Judging from a package in the latest issue of Food & Wine magazine and an article in a recent edition of the SF Chronicle on cold-brewed coffee, it seems that this trend has picked up some attention.
Proponents of this style of brewing claim it yields a coffee without much acidity and roasted or burnt notes in the aroma that they claim is ideal for a cool, refreshing cup of iced coffee. The method calls for steeping grounds in cold water overnight and then filtering out the liquid to create a mild coffee concentrate. The resulting concentrate can be mixed with water, either cold or hot, or milk.
I just don’t know why you would want to drink something that is made in a way that undermines the key steps of brewing coffee. Removing the acidity and aromas from coffee seems to me like diluting a fine bottle of Cabernet with water.
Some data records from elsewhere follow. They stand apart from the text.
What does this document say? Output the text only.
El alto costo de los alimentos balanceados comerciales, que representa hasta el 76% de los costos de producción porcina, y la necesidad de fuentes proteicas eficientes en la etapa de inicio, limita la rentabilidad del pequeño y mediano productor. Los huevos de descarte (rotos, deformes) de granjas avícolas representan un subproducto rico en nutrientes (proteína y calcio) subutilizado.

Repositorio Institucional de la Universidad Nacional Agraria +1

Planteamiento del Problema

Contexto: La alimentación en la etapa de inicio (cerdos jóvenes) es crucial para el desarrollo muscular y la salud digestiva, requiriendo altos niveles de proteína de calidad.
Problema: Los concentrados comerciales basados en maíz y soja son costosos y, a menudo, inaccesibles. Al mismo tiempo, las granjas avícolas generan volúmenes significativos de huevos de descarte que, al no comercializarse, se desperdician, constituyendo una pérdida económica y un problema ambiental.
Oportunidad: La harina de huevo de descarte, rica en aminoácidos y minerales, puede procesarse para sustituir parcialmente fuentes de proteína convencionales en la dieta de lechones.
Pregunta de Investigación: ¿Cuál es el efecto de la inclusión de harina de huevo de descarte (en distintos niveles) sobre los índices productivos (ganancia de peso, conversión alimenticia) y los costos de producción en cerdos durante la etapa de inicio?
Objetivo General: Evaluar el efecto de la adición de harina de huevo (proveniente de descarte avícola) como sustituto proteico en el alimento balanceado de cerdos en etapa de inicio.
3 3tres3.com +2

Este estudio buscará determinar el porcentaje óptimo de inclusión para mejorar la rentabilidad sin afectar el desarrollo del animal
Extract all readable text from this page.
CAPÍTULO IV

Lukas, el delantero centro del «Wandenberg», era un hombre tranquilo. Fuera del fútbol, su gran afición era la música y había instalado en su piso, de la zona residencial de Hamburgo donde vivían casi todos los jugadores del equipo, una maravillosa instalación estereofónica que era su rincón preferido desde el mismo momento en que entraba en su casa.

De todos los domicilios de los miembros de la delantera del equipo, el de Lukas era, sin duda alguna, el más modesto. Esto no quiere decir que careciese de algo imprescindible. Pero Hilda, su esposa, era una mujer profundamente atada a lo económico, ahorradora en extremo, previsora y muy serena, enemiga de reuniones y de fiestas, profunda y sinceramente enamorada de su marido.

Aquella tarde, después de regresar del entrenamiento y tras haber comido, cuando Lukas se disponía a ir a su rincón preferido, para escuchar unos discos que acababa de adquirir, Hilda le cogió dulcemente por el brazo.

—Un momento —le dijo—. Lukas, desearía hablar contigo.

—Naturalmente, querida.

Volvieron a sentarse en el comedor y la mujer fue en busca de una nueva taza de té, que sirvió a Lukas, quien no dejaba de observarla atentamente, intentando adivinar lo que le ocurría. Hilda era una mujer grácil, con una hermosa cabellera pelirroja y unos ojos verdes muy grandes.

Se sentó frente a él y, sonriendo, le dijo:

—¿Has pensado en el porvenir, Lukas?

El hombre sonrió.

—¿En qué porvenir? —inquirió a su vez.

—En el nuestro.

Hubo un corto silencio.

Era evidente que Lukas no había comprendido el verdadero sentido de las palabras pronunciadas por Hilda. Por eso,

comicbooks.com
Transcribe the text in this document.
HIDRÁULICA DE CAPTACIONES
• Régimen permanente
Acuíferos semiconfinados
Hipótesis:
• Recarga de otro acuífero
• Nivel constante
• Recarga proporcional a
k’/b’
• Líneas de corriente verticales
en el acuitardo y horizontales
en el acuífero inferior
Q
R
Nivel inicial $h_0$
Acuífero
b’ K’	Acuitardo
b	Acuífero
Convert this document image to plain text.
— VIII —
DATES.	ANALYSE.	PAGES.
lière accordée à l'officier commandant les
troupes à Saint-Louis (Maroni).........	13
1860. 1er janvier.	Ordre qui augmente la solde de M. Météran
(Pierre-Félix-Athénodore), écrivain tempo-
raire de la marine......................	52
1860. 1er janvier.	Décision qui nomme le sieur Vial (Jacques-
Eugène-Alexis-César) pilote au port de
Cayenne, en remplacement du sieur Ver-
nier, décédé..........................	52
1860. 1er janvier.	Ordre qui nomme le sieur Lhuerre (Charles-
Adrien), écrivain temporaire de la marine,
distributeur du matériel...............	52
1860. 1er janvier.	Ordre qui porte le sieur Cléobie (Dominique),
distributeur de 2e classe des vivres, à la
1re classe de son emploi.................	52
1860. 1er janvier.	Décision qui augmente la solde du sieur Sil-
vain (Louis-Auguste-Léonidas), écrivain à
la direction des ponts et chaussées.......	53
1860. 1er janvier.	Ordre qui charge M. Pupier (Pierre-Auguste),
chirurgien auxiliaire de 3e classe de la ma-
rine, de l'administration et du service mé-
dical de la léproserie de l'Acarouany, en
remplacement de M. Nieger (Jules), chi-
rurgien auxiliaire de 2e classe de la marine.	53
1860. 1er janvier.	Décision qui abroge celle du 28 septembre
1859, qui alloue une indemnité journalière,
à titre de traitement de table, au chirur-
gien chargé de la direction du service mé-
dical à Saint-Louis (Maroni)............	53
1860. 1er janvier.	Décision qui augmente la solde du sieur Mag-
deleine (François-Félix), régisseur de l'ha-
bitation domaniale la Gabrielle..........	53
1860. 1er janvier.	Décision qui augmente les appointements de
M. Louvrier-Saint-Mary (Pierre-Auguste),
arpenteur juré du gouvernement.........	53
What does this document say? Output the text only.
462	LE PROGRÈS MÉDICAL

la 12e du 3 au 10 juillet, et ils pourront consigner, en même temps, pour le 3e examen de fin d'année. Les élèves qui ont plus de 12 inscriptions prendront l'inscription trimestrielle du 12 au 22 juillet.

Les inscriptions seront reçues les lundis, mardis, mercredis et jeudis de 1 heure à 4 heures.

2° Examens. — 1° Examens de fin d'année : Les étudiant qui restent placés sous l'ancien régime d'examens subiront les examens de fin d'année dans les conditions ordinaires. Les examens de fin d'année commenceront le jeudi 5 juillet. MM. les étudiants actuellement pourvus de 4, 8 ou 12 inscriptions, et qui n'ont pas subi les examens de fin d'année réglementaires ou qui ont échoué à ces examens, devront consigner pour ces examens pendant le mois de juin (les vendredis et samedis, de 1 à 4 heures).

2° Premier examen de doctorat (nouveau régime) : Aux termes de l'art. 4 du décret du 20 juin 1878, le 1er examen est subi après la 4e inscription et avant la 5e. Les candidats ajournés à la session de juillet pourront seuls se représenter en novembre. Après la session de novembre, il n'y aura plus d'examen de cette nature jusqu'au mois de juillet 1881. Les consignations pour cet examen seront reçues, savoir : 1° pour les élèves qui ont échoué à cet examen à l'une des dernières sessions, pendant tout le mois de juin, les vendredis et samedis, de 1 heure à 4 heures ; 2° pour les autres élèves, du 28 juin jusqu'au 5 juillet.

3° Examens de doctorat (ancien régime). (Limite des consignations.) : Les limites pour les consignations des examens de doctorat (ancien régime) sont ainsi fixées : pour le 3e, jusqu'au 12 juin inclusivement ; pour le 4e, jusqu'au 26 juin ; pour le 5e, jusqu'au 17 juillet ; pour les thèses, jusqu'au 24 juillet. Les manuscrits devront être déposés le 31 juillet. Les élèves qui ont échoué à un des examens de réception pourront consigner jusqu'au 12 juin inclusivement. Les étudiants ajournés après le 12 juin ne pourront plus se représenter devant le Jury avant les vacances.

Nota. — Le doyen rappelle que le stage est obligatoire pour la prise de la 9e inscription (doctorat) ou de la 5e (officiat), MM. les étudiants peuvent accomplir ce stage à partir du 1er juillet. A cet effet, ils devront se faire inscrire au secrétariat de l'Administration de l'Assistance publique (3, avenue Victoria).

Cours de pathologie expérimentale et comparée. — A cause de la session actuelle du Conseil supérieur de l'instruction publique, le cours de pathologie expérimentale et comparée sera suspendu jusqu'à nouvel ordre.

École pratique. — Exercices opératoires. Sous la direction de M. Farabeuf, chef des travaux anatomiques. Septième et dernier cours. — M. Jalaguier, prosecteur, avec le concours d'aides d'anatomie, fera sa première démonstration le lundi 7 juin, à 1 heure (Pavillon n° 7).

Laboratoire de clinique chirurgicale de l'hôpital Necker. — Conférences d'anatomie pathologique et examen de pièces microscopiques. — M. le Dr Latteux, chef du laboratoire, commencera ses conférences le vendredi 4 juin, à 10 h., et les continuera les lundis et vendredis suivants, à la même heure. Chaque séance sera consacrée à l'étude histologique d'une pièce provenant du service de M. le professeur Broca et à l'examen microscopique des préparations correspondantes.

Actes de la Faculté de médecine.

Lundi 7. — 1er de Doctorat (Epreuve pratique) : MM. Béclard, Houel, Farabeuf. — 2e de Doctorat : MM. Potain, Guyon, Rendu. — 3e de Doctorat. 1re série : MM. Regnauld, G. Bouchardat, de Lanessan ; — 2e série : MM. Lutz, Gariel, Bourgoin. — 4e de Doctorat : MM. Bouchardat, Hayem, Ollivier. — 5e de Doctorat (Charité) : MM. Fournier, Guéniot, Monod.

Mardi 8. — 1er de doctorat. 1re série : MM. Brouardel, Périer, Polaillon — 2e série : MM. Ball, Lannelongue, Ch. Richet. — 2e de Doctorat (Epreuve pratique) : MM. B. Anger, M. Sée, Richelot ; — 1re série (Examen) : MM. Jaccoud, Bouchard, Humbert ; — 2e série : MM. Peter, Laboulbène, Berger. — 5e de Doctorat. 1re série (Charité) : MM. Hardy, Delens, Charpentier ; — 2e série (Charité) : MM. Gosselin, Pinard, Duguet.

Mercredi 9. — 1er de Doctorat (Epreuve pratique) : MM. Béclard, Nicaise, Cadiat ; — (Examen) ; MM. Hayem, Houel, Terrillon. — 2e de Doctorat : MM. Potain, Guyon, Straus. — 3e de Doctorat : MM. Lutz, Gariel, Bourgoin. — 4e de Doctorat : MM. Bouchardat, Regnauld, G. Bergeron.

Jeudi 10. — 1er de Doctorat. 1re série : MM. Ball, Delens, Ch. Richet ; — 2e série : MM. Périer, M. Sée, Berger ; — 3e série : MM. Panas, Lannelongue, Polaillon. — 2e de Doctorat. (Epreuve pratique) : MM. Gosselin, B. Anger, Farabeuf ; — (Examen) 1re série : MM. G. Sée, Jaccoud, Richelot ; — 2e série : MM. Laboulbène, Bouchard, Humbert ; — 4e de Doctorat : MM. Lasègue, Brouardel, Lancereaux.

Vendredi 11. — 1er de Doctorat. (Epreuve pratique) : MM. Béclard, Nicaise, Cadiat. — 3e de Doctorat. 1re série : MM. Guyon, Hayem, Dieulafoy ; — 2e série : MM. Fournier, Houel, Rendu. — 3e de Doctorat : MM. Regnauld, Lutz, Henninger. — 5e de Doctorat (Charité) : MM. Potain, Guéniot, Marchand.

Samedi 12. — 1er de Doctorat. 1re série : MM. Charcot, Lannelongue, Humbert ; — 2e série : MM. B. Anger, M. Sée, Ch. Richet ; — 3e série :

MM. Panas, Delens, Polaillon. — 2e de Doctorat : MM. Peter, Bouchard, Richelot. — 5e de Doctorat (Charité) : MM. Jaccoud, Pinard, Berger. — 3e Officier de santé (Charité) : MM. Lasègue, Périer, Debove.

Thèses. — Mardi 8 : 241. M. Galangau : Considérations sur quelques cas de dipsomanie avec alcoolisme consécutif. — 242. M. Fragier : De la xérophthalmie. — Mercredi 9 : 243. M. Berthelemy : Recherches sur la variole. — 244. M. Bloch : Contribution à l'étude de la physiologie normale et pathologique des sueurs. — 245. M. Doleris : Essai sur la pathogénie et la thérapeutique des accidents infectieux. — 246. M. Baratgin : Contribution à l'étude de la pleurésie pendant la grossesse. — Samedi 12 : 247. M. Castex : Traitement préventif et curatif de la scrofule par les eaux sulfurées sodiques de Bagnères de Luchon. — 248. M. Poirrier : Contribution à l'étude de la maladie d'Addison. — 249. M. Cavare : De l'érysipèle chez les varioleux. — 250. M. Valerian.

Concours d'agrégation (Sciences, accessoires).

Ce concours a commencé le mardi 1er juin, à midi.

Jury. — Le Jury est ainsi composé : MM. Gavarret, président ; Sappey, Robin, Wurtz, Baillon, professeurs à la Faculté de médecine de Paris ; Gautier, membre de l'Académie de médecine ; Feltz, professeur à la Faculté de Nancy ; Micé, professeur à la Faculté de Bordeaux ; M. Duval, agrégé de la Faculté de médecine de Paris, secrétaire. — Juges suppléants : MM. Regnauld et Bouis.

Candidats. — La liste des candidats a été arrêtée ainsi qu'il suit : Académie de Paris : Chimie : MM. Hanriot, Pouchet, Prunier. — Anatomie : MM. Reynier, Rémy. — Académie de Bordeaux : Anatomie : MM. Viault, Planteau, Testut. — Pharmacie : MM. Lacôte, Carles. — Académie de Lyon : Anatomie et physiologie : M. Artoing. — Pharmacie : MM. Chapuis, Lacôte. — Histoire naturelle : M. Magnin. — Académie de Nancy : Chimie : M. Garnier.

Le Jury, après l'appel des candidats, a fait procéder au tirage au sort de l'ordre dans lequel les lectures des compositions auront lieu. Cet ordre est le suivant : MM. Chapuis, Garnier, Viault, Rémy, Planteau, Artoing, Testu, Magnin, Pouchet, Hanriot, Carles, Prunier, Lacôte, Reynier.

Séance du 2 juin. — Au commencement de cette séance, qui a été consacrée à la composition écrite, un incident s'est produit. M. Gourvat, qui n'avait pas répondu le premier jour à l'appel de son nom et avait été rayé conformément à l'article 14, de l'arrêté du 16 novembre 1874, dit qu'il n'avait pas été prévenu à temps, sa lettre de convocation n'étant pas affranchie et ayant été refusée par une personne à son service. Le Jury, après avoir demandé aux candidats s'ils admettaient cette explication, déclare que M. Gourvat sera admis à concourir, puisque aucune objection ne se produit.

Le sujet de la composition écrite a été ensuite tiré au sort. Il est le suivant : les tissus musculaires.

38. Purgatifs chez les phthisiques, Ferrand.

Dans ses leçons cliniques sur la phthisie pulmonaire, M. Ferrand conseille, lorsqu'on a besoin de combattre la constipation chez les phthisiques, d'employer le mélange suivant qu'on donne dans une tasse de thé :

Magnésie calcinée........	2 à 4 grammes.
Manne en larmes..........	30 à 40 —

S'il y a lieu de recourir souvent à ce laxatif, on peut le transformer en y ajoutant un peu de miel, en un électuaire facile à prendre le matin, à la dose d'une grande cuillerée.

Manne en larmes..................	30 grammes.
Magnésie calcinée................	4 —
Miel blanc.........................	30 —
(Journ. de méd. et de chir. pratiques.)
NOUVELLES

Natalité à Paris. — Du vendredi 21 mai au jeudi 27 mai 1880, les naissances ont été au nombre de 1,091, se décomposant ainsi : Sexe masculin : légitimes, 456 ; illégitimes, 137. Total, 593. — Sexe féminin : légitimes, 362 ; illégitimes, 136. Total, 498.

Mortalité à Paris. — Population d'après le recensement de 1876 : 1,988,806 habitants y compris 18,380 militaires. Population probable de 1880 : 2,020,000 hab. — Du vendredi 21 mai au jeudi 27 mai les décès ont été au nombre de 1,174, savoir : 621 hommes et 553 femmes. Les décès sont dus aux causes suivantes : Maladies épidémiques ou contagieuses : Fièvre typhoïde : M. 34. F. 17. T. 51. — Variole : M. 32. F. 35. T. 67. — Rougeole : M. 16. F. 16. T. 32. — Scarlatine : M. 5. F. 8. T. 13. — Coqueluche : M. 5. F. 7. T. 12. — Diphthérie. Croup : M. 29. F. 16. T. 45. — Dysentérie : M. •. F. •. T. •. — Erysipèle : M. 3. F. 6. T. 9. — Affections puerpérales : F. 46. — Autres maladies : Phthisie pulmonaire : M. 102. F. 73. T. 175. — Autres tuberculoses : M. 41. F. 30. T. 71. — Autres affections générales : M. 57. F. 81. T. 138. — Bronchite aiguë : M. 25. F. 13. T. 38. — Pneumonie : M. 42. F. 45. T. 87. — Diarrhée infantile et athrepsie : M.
In researching home coffee roasting, I thoroughly enjoyed reading Corby Kummer’s primer “The Joy of Coffee.” Kummer sums up cold brewing as a fad not worth the attention of the serious coffee drinker.
“This method becomes fashionable every few years and then retreats into deserved obscurity,” he writes. “The resulting extract, which is stirred into hot water, is mild and characterless because cold water does not extract the lighter aromatics or acids in coffee – or the oils, or much of anything.”
I’d much rather just brew some good coffee and splash it over ice — even if doing so isn’t trendy.